This post recaps a session at the SingleStore NOW 2024 Conference, held at the Chase Center on October 3, 2024. To view the entire session, check out the video at the bottom of the blog.

SingleStore Now 2024: Building Multi-Agent RAG Systems with LlamaIndex

overviewOverview

What does it take to build advanced knowledge assistants using Large Language Models (LLMs) and agentic reasoning? Jerry Liu of LlamaIndex shared his expertise on this subject — focusing on overcoming the limitations of traditional Retrieval Augmented Generation (RAG) setups, and how to build more sophisticated AI systems that can automate knowledge work and deliver high-value outputs.

about-the-speakerAbout the speaker

As the Co-Founder and CEO of LlamaIndex, Jerry Liu leads a company focused on providing AI engineers with the tools and infrastructure needed to build generative AI applications. LlamaIndex is mainly known for its expertise in document parsing and building advanced knowledge assistants that integrate complex data types and agentic reasoning.

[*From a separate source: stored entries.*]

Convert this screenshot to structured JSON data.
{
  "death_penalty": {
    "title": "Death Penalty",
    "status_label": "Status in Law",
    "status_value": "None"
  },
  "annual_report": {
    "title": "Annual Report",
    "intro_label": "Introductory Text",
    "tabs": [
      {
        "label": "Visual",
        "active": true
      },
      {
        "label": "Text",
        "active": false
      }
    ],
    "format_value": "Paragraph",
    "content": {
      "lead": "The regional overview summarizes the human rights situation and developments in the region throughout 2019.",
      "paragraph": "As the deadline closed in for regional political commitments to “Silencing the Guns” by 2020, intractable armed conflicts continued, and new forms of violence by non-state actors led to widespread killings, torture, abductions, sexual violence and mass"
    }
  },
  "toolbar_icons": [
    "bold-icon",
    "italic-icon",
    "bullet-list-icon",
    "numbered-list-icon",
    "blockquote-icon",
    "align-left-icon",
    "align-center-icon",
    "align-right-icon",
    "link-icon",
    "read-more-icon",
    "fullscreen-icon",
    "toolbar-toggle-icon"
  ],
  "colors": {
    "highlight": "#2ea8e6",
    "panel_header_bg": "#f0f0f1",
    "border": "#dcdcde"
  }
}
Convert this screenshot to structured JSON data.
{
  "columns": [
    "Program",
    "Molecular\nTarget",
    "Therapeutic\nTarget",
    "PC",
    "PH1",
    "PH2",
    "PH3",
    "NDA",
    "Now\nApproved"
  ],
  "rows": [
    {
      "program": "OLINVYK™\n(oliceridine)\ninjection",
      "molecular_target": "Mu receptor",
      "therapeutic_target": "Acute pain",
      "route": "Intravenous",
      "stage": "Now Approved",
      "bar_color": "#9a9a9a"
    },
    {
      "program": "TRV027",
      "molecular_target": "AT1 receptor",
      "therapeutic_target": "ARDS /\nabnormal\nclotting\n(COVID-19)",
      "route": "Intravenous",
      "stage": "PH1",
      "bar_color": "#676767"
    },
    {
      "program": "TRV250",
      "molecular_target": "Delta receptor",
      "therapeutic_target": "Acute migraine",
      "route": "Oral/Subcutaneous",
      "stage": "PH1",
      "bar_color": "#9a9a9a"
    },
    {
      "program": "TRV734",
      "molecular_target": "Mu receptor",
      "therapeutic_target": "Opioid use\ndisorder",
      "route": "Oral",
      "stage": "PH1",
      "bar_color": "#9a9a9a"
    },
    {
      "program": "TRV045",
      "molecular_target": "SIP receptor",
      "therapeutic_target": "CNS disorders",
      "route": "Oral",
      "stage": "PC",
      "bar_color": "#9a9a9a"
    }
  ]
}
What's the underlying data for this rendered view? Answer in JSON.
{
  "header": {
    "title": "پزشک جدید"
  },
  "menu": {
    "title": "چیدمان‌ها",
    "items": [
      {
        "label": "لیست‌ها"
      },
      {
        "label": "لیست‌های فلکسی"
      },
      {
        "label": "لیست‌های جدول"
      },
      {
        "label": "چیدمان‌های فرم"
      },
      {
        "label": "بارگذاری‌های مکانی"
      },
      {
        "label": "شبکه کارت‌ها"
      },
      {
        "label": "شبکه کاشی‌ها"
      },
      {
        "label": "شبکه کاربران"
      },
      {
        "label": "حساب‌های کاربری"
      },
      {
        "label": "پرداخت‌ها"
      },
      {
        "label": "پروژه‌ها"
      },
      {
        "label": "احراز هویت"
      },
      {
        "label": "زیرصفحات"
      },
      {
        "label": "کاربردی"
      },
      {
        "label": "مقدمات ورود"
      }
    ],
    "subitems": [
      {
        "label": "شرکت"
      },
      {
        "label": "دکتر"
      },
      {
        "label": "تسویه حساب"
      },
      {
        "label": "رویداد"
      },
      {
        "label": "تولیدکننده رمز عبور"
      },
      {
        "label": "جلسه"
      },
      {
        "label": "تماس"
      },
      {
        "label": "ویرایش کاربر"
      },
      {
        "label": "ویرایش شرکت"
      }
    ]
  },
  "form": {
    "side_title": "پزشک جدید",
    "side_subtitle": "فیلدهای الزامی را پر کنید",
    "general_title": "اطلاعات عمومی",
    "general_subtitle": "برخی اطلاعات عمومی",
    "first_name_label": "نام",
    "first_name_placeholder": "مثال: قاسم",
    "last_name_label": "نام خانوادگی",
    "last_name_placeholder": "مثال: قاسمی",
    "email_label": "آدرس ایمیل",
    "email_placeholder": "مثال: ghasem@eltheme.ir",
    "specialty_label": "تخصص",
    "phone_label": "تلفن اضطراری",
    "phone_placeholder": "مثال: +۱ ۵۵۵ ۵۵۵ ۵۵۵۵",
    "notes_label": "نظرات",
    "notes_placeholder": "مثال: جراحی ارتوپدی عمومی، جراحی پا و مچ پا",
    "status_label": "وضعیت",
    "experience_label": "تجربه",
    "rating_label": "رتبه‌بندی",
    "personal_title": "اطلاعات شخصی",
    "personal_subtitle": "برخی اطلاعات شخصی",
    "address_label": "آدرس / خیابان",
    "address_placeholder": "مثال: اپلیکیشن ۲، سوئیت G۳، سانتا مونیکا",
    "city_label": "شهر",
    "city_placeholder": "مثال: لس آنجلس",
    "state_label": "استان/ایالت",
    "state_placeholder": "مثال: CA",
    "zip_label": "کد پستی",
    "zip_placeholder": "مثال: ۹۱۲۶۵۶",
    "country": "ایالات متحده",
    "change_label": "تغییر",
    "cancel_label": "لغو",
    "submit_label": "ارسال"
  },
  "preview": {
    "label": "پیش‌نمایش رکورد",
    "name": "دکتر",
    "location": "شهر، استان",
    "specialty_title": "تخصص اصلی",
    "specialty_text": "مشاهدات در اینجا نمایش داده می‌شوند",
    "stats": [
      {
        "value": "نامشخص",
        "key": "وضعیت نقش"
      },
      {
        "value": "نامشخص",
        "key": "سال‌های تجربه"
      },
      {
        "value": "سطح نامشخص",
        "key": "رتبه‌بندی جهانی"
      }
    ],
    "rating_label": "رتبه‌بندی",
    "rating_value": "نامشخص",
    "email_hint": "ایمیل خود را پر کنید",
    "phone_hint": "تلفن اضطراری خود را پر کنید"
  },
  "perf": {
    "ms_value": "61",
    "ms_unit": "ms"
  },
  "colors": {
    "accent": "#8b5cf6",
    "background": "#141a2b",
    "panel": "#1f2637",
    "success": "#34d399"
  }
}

key-takeawaysKey takeaways

Jerry's session outlined the core components needed to create a more powerful and production-ready knowledge assistant:

  1. Challenges with traditional RAG. Jerry highlighted the limitations of standard RAG architectures, where simple retrieval from vector databases combined with LLM responses often fails to handle complex queries. These systems can produce hallucinations and cannot reason through data, making them less effective for automating more advanced knowledge tasks.
  2. Building a high-quality data layer. A holistic data processing layer is the foundation of any effective knowledge assistant. Jerry emphasized the importance of accurate document parsing and indexing, especially when working with diverse and complex data types like PDFs, PowerPoint presentations and financial reports. LlamaIndex’s solution, LlamaParse, improves data extraction accuracy, reduces hallucinations and enables better responses from LLMs.
  3. Agentic reasoning for complex tasks. To move beyond simple question-and-answer setups, Jerry discussed the need for agentic reasoning, where LLMs can break down complex tasks into smaller components, use tools and iterate through a reasoning process. This approach enables the AI to tackle more intricate queries, like comparing documents or generating comprehensive reports — ultimately offering greater value to users.
  4. Advanced use cases and multimodal RAG. Jerry shared examples of how LlamaIndex enables users to build more complex applications, including multimodal RAG pipelines. These systems combine text and image inputs to deliver richer insights, making them particularly valuable for domains like financial analysis and internal reporting. He also noted use cases like customer support automation and financial report generation, where advanced RAG and agentic reasoning could significantly streamline workflows.
  5. Towards complete agentic systems. While the vision for fully autonomous AI agents is still emerging, Jerry emphasized the potential of these systems to automate higher-level decision-making processes. He discussed different architectures for integrating agents with RAG pipelines, from simple rule-based systems to more complex autonomous agents that can adjust their behavior based on the context and task at hand.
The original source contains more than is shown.